Mansour Memarian, Chefkoch vom The Chedi besucht Globus Zürich

Zürichs neueste Sehenswürdigkeit an der Bahnhofstrasse der „Globus ***delicatessa“ wurde am 1. Oktober 2014 komplett neu gestaltet. Wer kennt sie nicht? Die Adresse für Fine Food in Zürich. 1892 gründete Josef Weber,

inspiriert von den Pariser Vorbildern auf der Papierwerd an der Bahnhofbrücke das erste grosse Zürcher Warenhaus, den Bazar ohne Gleichen. Wenig später wurde der Bankier Heinrich Burkhardt zuerst Geschäftspartner, dann Käufer des Hauses, welches er 1907 in eine Aktiengesellschaft mit 2,5 Millionen Franken Kapital, in die „Magazine zum Globus AG“ umwandelte und gleichzeitig den Namen des Warenhauses in den heutigen änderte. Dies gilt als Geburtsjahr des „Globus“. 1997 verkaufte Familie Bitterli die „Magazine zum Globus AG“ an die Migros.

„Globus ***delicatessa“ hat Generationen geprägt. Sei es für den Einkauf für die täglichen Esswaren  oder für Festivitäten.
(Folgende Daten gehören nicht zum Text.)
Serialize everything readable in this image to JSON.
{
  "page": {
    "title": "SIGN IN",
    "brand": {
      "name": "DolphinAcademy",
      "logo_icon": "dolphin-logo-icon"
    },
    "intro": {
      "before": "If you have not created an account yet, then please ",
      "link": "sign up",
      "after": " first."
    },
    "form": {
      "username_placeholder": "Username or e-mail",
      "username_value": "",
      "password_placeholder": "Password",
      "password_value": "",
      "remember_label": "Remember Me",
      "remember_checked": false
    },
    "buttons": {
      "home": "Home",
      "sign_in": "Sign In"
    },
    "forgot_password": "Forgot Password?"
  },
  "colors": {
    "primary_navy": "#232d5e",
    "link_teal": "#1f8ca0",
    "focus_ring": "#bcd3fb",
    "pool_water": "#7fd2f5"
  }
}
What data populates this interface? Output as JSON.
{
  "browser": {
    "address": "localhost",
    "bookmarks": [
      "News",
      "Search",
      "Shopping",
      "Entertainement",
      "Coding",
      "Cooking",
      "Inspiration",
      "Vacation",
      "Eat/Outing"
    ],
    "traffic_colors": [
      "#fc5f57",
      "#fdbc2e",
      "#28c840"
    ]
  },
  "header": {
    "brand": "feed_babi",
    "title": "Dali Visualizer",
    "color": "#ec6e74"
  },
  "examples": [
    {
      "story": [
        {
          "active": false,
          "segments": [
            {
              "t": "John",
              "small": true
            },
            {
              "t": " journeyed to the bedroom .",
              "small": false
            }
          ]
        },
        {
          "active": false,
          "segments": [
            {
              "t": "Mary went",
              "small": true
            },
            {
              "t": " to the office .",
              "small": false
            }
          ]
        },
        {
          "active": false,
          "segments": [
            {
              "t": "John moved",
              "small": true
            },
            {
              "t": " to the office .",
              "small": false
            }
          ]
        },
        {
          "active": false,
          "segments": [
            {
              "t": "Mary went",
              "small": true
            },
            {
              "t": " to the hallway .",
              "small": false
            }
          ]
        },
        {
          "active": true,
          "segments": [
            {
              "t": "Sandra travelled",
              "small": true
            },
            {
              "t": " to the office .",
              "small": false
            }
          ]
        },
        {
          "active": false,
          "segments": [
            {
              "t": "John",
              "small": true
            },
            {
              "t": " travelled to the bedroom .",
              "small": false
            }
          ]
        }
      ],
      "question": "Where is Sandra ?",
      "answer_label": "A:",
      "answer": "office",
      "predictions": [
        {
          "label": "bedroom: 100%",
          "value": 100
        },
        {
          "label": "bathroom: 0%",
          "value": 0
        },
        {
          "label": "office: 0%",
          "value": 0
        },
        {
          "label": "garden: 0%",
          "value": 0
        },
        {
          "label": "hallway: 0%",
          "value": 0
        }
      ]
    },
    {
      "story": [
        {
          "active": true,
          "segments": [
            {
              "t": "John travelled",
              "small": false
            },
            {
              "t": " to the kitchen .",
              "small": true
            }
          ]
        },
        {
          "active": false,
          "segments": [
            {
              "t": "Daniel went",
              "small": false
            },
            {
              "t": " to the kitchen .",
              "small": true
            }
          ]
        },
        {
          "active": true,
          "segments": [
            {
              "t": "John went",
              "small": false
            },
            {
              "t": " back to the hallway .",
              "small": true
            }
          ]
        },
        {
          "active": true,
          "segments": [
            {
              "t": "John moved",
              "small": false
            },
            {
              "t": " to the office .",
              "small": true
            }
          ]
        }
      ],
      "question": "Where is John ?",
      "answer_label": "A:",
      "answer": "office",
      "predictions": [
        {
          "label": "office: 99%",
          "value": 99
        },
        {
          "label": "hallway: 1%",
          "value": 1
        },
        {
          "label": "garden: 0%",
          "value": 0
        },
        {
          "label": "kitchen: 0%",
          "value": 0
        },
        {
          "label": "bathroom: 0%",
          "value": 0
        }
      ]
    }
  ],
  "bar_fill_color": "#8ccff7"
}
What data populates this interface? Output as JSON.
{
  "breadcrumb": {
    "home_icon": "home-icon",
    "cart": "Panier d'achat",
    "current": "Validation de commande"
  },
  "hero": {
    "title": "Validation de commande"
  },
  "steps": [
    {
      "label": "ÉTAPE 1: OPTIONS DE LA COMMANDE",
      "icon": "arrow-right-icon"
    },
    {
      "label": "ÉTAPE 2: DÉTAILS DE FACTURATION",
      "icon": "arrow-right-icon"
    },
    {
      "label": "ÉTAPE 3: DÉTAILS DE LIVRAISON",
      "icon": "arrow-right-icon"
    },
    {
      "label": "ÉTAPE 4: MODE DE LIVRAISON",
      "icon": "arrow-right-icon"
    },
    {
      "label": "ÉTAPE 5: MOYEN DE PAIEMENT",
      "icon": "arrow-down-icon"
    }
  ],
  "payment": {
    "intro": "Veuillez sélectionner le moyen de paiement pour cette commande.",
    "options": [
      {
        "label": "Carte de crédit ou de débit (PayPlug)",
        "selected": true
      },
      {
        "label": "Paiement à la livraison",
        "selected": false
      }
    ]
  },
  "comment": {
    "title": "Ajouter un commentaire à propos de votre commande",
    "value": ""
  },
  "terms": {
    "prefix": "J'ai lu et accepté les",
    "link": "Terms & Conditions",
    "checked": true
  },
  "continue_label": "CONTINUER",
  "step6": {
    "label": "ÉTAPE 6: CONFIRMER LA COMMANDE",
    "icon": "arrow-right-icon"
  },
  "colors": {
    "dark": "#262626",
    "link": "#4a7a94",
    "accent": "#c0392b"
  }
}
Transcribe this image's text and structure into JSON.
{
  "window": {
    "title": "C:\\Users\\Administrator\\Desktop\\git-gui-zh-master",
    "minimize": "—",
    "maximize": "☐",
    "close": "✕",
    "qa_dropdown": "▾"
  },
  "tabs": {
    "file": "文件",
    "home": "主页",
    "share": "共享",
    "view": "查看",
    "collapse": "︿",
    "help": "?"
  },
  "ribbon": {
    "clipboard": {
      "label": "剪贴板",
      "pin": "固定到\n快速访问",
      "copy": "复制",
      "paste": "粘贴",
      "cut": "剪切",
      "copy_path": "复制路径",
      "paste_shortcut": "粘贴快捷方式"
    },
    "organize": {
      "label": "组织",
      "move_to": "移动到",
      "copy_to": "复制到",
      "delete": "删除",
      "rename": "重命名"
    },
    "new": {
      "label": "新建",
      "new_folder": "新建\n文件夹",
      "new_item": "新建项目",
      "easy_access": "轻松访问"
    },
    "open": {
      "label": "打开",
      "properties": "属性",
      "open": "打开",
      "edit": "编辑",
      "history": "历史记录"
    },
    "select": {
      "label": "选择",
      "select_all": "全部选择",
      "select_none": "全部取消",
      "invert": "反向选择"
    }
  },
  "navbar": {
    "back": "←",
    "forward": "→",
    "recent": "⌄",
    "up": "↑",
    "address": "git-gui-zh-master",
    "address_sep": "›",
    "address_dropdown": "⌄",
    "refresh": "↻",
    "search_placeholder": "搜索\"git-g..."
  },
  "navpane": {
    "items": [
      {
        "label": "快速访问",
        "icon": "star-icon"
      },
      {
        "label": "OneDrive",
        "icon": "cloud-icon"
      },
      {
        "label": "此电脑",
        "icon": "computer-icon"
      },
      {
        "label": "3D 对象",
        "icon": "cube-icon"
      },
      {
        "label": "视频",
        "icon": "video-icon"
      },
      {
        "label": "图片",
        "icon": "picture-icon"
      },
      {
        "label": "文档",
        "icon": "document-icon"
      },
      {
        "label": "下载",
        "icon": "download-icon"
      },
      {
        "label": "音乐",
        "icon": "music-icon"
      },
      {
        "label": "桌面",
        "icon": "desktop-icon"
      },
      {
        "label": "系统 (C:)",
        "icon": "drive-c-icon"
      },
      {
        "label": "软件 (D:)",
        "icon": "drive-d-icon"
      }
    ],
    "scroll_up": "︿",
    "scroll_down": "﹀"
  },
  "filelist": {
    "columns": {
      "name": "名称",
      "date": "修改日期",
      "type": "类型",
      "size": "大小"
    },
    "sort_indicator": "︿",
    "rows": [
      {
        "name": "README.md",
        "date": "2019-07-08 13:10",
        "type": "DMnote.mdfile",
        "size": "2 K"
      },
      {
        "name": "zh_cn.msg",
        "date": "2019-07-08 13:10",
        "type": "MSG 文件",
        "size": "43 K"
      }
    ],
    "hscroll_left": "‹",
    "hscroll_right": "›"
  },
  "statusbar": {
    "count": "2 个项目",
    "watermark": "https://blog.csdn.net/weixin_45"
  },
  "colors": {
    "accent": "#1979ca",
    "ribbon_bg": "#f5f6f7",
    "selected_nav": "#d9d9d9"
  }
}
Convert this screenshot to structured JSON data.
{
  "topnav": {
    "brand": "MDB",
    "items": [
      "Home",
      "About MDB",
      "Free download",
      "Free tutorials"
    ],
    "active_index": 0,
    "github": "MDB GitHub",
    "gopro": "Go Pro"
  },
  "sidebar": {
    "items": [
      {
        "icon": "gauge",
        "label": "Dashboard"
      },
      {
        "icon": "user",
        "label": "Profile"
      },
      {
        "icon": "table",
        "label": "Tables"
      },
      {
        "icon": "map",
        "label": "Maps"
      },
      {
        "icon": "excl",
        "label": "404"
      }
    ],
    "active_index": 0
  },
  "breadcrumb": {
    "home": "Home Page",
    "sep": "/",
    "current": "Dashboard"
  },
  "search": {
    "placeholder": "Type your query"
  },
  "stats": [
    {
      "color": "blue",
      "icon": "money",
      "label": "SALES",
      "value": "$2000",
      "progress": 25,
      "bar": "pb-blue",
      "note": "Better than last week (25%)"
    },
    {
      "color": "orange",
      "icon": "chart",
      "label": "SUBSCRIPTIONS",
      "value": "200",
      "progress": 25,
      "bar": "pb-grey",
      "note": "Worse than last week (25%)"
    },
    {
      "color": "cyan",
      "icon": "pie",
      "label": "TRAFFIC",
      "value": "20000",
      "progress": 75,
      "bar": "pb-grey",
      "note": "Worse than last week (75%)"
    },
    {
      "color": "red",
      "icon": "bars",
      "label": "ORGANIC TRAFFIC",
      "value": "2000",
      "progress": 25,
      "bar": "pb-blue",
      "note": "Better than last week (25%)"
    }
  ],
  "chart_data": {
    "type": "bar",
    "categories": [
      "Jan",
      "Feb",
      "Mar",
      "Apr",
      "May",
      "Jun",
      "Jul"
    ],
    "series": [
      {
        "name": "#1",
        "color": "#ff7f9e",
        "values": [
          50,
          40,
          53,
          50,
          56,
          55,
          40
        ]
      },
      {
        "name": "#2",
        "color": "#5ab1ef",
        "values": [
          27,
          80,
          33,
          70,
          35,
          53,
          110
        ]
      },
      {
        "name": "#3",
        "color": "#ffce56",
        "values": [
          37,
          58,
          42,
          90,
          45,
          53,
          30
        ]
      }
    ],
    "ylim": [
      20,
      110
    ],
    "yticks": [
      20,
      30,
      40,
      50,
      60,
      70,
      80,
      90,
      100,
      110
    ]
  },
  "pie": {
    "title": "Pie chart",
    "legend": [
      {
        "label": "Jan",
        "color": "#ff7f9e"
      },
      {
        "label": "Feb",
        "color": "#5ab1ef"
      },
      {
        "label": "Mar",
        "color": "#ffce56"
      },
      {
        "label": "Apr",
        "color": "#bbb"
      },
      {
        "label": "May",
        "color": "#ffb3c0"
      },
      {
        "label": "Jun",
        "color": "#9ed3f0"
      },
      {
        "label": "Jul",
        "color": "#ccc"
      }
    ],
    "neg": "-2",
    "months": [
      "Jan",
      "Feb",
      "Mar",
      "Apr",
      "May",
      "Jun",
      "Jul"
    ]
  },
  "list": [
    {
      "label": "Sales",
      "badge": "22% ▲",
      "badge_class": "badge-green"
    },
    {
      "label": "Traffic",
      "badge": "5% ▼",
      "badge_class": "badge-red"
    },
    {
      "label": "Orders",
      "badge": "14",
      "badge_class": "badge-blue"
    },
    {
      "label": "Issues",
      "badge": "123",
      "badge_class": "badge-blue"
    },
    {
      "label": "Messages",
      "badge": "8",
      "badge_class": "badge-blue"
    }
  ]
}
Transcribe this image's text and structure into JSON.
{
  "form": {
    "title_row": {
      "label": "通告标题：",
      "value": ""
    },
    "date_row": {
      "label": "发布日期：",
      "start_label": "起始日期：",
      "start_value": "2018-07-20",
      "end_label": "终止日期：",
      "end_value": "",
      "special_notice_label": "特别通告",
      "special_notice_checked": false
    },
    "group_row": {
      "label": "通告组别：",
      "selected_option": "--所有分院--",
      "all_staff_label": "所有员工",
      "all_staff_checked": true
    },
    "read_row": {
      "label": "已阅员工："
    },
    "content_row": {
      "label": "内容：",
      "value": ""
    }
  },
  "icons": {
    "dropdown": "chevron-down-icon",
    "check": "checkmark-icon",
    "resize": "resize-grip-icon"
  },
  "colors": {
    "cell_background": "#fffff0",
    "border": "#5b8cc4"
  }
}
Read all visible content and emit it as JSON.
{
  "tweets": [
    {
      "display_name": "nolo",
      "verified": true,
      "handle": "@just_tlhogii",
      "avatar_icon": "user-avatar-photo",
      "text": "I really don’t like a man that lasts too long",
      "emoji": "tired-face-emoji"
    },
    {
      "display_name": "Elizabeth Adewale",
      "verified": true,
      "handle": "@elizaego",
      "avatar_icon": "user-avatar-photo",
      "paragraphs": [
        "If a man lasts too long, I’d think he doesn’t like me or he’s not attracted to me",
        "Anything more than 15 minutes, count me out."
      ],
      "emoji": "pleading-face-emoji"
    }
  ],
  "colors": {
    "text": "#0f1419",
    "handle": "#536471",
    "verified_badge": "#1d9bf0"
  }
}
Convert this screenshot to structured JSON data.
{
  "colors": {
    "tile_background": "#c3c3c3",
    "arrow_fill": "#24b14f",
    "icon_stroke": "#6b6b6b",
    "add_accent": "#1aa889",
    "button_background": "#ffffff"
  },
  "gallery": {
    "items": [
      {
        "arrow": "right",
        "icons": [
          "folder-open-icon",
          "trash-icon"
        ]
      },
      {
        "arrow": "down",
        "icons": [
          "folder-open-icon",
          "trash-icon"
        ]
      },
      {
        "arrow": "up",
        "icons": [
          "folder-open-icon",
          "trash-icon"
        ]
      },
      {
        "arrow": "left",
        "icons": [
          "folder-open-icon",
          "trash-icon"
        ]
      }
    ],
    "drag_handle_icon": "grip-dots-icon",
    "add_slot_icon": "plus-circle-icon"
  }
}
Man fand alles, bis  zu exklusiven Produkten, die nur der Globus im Sortiment führte. Dies hat sich bis heute so gehalten. Die schönste Zeit zum einkaufen war und ist immer noch Weihnachten. Die Vorfreude machte sich auf die Weihnachtszeit bereit und man konnte sich so richtig Einstimmen.

Ein Globus in Andermatt?
Ein schöner Traum, doch auch ein Ansporn sich durch solche Leistungen zu inspirieren. Einkaufen ist immer auch mit Erlebnis verbunden. Von den Produkten bis hin zur Präsentation. Mit dem Ziel des „Resort Andermatt“ vor Augen ist es nicht abwegig sich solche Gedanken zu machen. Gstaad z.B. bietet dies gleich an der Hauptstrasse an, die übrigens komplett Fussgänger-Zone ist. „Pernet Comestibles“ eröffnet den Gästen die ganze Welt des Genusses.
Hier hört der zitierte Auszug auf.